Express? Connect? Geddy? webservice.js? I guess these projects haven't been being worked on for over a year. Someone should definitely step up and build a node.js MVC framework, I think there might only be 30x of them available now.



"Relational database heavy applications"

"node is designed to be fast, asynchronous, and non-blocking. Databases don't necessarily share these goals. They are synchronous and blocking, as calls to the database on writes and reads block until a result is generated. So, a web application that requires a lot of database calls, a lot of reads, and a lot of writes with every request would be a bad match for node, since the relational database itself would be negating many of the strengths of node. (The new NoSQL databases are a better match for node, but that's another topic entirely.)"



Don't make broad assertions about node on topics such as "relational database heavy applications". This is highly ambiguous and leads me to believe the author doesn't understand the finer points of application architecture and design.
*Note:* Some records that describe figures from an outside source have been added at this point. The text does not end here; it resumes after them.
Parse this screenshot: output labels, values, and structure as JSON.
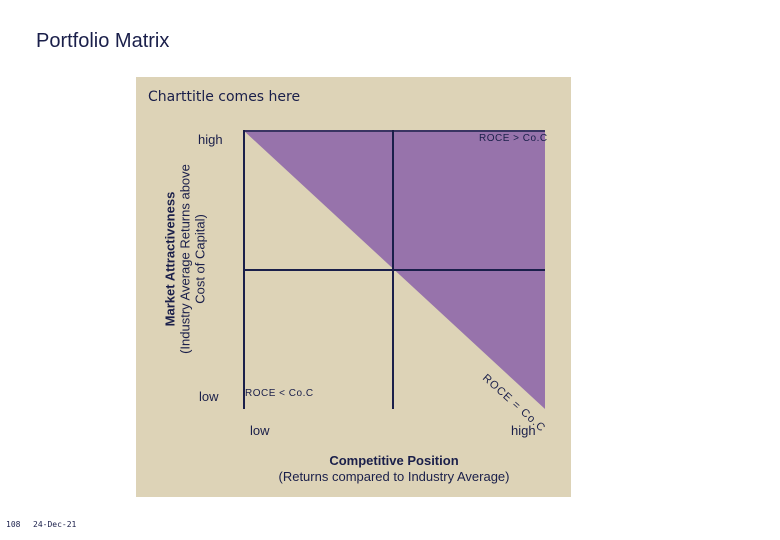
{
  "page_title": "Portfolio Matrix",
  "chart_title": "Charttitle comes here",
  "y_axis": {
    "title": "Market Attractiveness",
    "subtitle_line1": "(Industry Average Returns above",
    "subtitle_line2": "Cost of Capital)",
    "tick_high": "high",
    "tick_low": "low"
  },
  "x_axis": {
    "title": "Competitive Position",
    "subtitle": "(Returns compared to Industry Average)",
    "tick_low": "low",
    "tick_high": "high"
  },
  "regions": {
    "upper": "ROCE > Co.C",
    "lower": "ROCE < Co.C",
    "diagonal": "ROCE = Co.C"
  },
  "colors": {
    "panel": "#ddd3b7",
    "plot_background": "#ddd3b7",
    "value_creation_region": "#9773ab",
    "grid_lines": "#1a1f4a"
  },
  "footer": {
    "page_number": "108",
    "date": "24-Dec-21"
  }
}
There are several non-blocking implementations of most SQL and NOSQL databases in node.

Why would I ever design an application in node.js that performed "lots" of database I/O on every single request? It sounds like an uninformed opinion based on experiences in a narrow field of software development.


Lack of Research

There is no excuse for this. If you are going to put an article up on IBM.com, you should spend more than an afternoon researching it. I didn't start blogging about node.js until I had already built a project and published it to npm. I didn't dare start blogging about the node.js ecosystem or usage until I had been with the project for almost a year.

It is irresponsible to spread incorrect information like this on such a well respected channel ( IBM developer networks ).


Unfair comparisons to legacy technologies

I feel I've touched on this a few times already, but it should be apparent that the author has a particular bias for his favorite technologies. He compares node.js unfairly to technology which he obviously has a vested stake in. If you want to promote your own technologies, that is fine by me. Just don't spread misinformation about node.js in an effort to make your technology look better.


Conclusion

IBM should pull the article or ask the author to rewrite it. The article is providing a dis-service to any new developers who might stumble along it as their first introduction to node.js.